A few years down the road, Wolfgang von Kempelen – an inventor in Vienna – created a more sophisticated contraption that was modeled after different human organs responsible for making speech a possibility in 1791. The machine featured two bellows that simulated the lungs and even a vibrating reed that was modeled after vocal cords, a leather tube as the vocal tract, two nostrils, leather tongues, and lips. Von Kempelen was successful in the production of consonants along with vowels. About half a century later, Charles Wheatstone created an enhanced version of this machine that was capable of pronouncing even a few complete words.

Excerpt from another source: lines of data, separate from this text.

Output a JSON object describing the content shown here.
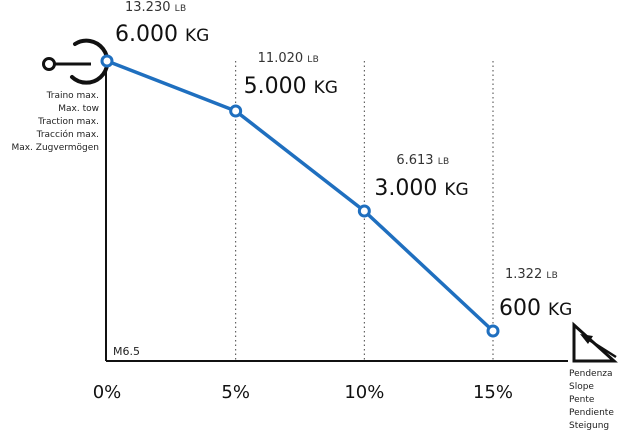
{
  "chart_data": {
    "type": "line",
    "x_label_texts": [
      "0%",
      "5%",
      "10%",
      "15%"
    ],
    "x": [
      0,
      5,
      10,
      15
    ],
    "values_kg": [
      6000,
      5000,
      3000,
      600
    ],
    "labels_kg": [
      "6.000",
      "5.000",
      "3.000",
      "600"
    ],
    "labels_lb": [
      "13.230",
      "11.020",
      "6.613",
      "1.322"
    ],
    "unit_kg": "KG",
    "unit_lb": "LB",
    "ylim": [
      0,
      6000
    ],
    "grid": "vertical dotted",
    "line_color": "#1f6fbf"
  },
  "y_axis_label_lines": [
    "Traino max.",
    "Max. tow",
    "Traction max.",
    "Tracción max.",
    "Max. Zugvermögen"
  ],
  "x_axis_label_lines": [
    "Pendenza",
    "Slope",
    "Pente",
    "Pendiente",
    "Steigung"
  ],
  "model": "M6.5",
  "icons": {
    "y_axis": "tow-hook-icon",
    "x_axis": "slope-triangle-icon"
  }
}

The first device that recognized as a true speech synthesizer, however, was the VODER. VODER was the abbreviated form of Voice Operating Demonstrator, and it was developed by Homer Dudley of Bell Labs in the 1930s. The machine was complicated, to say the least. It features fourteen similar to piano keys, a bar that could be controlled by the wrist, and a foot pedal that was manipulated by the operator and enabled the machine to speak. The synthetic sound created by VODER was quite robotic and as Lisa Guernsey of the New York Times put it, sounded like ‘an alien speaking under water.’
Ben Fino-Radin of Rhizome writes, ‘Once the true voice of the machine had entered the public consciousness, it’s place and form in fictional portrayal would never be the same. After that day in 1939, we knew specifically how inhuman machined speech should sound.’ How VODER worked is also quite fascinating. Instead of boring you with the details of how it worked (you can check out the video at the end), we would share with you what Mrs Helen Harper has to say about using VODER.
Mrs Helen Harper was the central operator of the VODER during its demonstration at the 1939 New York World’s Fair. She says, ‘For example, in producing the word ‘concentration’ on the VODER, I have to form thirteen different sounds in succession and make five up and down movements of the wrist bar and vary the position of the foot pedal from three to five times according to what expression I want the VODER to give the word. And of course, all this must be done with exactly the correct timing.’
Harper practiced for a complete year before she was able to make use of VODER with such a high-precision. A total of three hundred girls were inducted into the training program; however, only thirty were able to learn the skill. A skilled operator can have VODER speak in any language, even moo like a cow or make grunting sounds like a pig.